Loi SRU : en cas de carence, peut-on apprécier les créations de logements sociaux en massifiant plusieurs opérations de constructions ?

Une commune doit réaliser des logements sociaux après arrêté préfectoral de carence. L’obligation, alors, de faire 30 % de logements sociaux peut-elle donner s’apprécier en regroupant plusieurs opérations de construction voisines mais de natures différentes et de constructeurs différents ?

 

L’article L. 302-9-1-2 du code de la construction et de l’habitation repris à l’article L. 111-24 du code de l’urbanisme impose, dans les communes faisant l’objet d’un arrêté constatant une carence dans leurs obligations en matière de logements sociaux, la réalisation de logements locatifs sociaux à raison d’au moins 30 % des logements familiaux dans toute opération de construction d’immeubles collectifs de plus de douze logements ou de plus de 800 mètres carrés de surface de plancher.

Le représentant de l’Etat, sur demande motivée de la commune, peut déroger à cette obligation pour tenir compte de la typologie des logements situés à proximité de l’opération. Le respect de ce quota s’apprécie, aux termes du texte, à l’échelle de chaque « opération de construction », contrairement au respect du quota fixé par le plan local d’urbanisme de la commune qui s’apprécie à l’échelle de chaque « opération » en l’absence de précision dans le plan local d’urbanisme.

Une CAA a eu à connaître de deux opérations de construction concernant d’une part, des logements sociaux sur un des lots d’un lotissement et, d’autre part, une résidence services séniors comportant un nombre de logements supérieur aux seuils fixés par l’article L. 111-24 du code de l’urbanisme sur un autre lot de ce lotissement.

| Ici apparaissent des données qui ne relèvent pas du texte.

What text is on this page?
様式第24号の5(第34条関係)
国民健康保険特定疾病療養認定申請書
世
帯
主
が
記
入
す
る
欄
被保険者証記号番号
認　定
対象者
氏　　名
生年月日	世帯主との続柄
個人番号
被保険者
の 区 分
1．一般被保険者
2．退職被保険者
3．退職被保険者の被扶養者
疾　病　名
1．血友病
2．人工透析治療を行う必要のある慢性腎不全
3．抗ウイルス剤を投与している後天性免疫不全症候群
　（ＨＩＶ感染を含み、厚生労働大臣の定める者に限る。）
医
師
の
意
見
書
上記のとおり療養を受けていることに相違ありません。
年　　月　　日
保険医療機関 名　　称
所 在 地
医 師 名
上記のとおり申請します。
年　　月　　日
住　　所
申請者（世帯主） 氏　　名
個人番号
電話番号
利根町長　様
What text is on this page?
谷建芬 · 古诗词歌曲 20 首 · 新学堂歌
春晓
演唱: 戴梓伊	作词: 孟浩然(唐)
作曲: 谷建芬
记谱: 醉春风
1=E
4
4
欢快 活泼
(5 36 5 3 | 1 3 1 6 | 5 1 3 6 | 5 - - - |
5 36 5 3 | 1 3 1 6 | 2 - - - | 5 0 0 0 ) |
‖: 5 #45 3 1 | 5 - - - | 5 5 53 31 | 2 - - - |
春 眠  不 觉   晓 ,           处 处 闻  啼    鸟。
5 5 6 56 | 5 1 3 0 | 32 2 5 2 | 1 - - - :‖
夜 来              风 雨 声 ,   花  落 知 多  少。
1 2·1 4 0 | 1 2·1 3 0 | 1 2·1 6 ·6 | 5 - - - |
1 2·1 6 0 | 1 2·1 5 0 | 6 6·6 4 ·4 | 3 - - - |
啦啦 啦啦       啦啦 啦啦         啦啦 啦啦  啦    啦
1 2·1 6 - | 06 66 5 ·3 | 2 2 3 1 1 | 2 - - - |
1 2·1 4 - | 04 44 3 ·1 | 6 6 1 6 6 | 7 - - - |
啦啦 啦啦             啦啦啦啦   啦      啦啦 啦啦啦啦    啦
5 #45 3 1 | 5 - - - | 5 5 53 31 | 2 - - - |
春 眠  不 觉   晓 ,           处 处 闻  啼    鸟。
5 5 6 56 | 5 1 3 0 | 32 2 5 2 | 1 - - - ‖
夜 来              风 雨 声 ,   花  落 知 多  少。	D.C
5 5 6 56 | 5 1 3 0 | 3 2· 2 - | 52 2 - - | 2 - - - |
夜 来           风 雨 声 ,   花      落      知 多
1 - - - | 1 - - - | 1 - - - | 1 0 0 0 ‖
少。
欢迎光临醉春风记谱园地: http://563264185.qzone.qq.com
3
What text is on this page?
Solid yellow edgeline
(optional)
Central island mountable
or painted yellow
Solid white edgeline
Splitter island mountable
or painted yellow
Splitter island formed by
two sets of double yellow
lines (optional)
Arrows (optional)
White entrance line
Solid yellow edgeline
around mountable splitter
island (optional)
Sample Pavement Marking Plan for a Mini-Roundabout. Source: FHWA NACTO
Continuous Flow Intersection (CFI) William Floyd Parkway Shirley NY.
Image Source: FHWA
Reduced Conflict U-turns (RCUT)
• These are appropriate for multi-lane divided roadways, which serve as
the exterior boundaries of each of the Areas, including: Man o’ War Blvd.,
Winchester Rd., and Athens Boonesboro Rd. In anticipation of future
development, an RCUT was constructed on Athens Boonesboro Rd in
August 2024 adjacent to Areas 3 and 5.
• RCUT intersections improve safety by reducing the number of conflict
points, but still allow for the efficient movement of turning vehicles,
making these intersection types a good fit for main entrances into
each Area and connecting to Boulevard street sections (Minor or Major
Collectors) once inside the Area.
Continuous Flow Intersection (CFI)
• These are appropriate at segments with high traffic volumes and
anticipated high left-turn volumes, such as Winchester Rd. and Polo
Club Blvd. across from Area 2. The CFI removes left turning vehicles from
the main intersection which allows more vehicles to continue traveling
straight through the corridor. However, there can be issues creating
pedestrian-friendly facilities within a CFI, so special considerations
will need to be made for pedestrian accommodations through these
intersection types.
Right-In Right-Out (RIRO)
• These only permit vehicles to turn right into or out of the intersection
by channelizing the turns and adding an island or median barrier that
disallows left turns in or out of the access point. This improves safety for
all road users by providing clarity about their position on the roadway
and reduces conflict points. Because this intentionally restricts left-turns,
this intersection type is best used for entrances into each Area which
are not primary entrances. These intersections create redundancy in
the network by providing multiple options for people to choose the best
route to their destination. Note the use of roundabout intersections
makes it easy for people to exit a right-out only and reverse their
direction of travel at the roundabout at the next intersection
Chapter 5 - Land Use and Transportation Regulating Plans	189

Le juge a estimé que ces deux opérations ne constituent pas une même « opération de construction » au sens et pour l’application de l’article L. 111-24 du code de l’urbanisme dès lors qu’elles relèvent de constructeurs distincts et ne sont pas subordonnées l’une à l’autre.

Le respect du quota de logements locatifs sociaux imposé par le texte doit donc être apprécié indépendamment pour chacune de ces deux opérations.

Par ailleurs, ni le fait qu’il y soit proposé des services collectifs tels que la restauration, ni aucun autre élément ne permet de retenir qu’une résidence services séniors échapperait en tant que telle au droit commun notamment de la copropriété et des baux d’habitation ou relèverait d’une catégorie juridique particulière, tels les logements-foyers régis par les articles L. 633-1 et suivants du code de la construction et de l’habitation ou les logement pour étudiants financés à l’aide d’un prêt locatif social dont les loyers sont soumis à des plafonds.

En l’absence d’autres éléments du régime applicable à une telle résidence qui permettraient d’estimer que les logements qui y seront proposés ne présenteraient pas le caractère de « logement familiaux » au sens de l’article L. 111-24 du code de l’urbanisme et en l’absence d’une dérogation qui aurait été accordée à la commune par l’autorité préfectorale, un permis d’aménager, ainsi que le permis de construire un immeuble collectif de soixante-douze logements sans aucun logement locatif social, et sans qu’une dérogation préfectorale n’ait été accordée, sont considérés comme méconnaissant les dispositions de l’article L. 111-24 du code de l’urbanisme.

Voir aussi CE 24 février 2016 Commune de Pia n° 383079 Publié aux Tables du recueil Lebon 2016 p. 991 (voir : Lotissement : un permis d’aménagement ne peut être accordé que si les caractéristiques du projet permettent de vérifier le respect des règles du PLU portant sur l’implantation des constructions ).